Again, I may have an incomplete understanding of any or all of these factors!
But you have your router configured to distribute this as a DNS server.
*** [ DIAGNOSING ]: Discovering active DHCP servers (takes 10 seconds)
Scanning all your interfaces for DHCP servers
Timeout: 10 seconds
* Received 300 bytes from eno1:192.168.7.1
Offered IP address: 192.168.7.199
Server IP address: N/A
Relay-agent IP address: N/A
BOOTP server: (empty)
BOOTP file: (empty)
DHCP options:
Message type: DHCPOFFER (2)
server-identifier: 192.168.7.1
lease-time: 14400 ( 4h )
netmask: 255.255.255.0
router: 192.168.7.1
dns-server: 192.168.1.254
broadcast: 192.168.7.255
ntp-server: 192.168.7.1
--- end of options ---
DHCP packets received on interface lo: 0
DHCP packets received on interface eno1: 1
That is true, but unrelated to this problem. Unbound doesn't use any assignments from a DHCP server - it goes to the authoritative nameservers when you have it configured as a recursive resolver.

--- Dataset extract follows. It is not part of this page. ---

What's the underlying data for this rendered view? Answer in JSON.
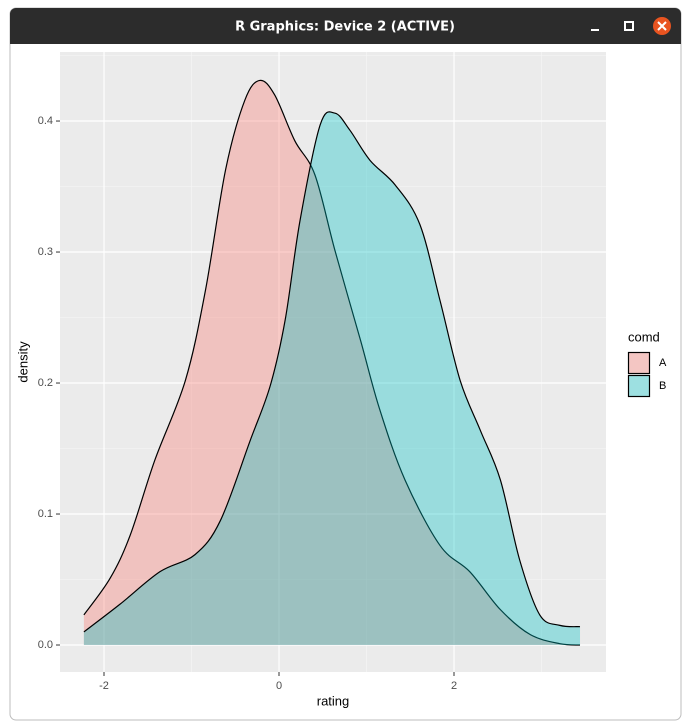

The mode/router issues a single IP 192.168.1.163 as the WAN IP to the Eero mesh network. The Eero in turn issues an IP to each device and designates .1.254 as the DNS server.
My understanding is that this would be used for clients on the network that were not pointed at PiHole on .10 Those pointed to .10 would "bypass" the settings for other clients and via direct lookup using Unbound.
Again, I suspect that there is something fundamental I'm missing here
DHCP clients in your network use .254 for DNS.
A client that you point to Pi-hole won't.
Since you run into difficulties with such a client:
A quick test would be to configure your Pi-hole to use .254 as its only upstream, as any knowledge that .254 has would then be provided back to Pi-hole by .254 itself.
But if .254 would not be a DNS server after all, then this would kill DNS resolution for the client (or clients) using Pi-hole.